The main frame includes a series of 14m-long Westok cellular beams spanning over two open concourse areas as well as a centrally positioned mezzanine floor which runs down the central spine of the terminal from north to south.
Erected individually, there are three Westok beams in every full span of the terminal building’s roof. These roof beams are all pre-cambered to form the 60m radius curved roof which reaches a height of 10m at its apex.
Perimeter and internal columns are all set at 6m centres, with the outer columns which support the eaves, reaching a height of 6m and the columns forming the mezzanine and central portion of the roof reaching a full height of 10m.
“Because of the regular grid pattern and the fact that no steel section is longer than 14m, we were able to erect the main frame with just one mobile crane,” says Barrett Steel Buildings Associate Director (Design) Chris Heptonstall.
Stability for the main frame is provided by bracing located in the gables, as well as feature rod bracing positioned along both of the main façades. As these two main elevations are to be fully glazed, the bracing will remain exposed and so architecturally pleasing 20mm diameter crossed rods were chosen for their aesthetic appeal.
As well as a brief return visit to erect the baggage hall, Barrett will also return to erect the two feature canopies once the main elevations have been glazed. The canopies are basically extensions of the curved roof and protrude outwards by a further 6m.
The canopy will be formed with a series of curved beams supported on 5.5m high CHS sections. The main part will be clad with an aluminium standing seam roof, but the canopy will differ as it will be clad with translucent sheets with brise soleil on the tips.
Buckingham says the project is on schedule for its late summer completion, and even though the team has been working within a ‘live’ airfield environment, no problems have arisen.

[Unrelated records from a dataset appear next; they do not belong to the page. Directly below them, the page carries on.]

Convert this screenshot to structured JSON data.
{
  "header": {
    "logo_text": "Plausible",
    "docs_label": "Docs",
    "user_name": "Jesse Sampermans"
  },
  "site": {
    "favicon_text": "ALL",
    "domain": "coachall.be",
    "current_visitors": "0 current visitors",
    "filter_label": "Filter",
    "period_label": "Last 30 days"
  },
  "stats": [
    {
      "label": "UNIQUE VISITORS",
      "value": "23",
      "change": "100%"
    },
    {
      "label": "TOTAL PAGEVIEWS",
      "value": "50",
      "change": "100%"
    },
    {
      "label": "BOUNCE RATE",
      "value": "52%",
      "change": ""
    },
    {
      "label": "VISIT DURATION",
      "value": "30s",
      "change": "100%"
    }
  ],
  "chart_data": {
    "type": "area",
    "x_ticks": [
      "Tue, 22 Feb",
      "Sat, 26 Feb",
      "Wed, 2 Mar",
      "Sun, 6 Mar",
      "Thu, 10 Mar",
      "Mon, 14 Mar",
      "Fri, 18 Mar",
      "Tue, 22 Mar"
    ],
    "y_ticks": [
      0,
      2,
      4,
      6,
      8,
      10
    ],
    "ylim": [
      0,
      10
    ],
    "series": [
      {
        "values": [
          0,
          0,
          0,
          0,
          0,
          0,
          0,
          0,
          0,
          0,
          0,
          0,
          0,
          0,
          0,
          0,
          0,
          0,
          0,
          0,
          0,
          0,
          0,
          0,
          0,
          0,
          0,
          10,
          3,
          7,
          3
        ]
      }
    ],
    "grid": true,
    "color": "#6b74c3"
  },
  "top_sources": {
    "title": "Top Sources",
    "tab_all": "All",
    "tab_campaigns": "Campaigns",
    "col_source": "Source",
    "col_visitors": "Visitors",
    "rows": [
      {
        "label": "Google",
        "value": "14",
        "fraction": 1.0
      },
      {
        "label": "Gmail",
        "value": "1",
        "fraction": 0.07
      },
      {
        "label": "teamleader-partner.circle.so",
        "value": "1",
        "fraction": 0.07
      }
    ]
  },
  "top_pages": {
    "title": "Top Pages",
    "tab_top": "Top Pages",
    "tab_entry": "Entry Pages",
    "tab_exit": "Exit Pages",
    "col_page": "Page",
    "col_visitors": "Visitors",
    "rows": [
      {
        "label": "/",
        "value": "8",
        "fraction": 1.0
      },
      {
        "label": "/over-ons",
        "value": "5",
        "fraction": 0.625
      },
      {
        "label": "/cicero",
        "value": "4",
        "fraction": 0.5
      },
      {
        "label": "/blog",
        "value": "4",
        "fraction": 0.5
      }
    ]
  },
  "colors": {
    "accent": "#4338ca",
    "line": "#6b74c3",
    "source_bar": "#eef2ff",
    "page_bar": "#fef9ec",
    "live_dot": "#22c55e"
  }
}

“We are continually liaising with the Civil Aviation Authority, to iron out any potential problems,” says Mr Starmer. “We have a security fence around our site which affectively seals us off from the airfield. Once we begin working on the taxiways this fence will be extended into the airfield, again isolating our work from the ‘live’ environment.”
London Southend Airport probably will not reclaim its top three UK airports spot, but a new prosperous era is on the horizon and it could be serving two million passengers by 2020, with its new steel framed terminal building at the forefront of this new era.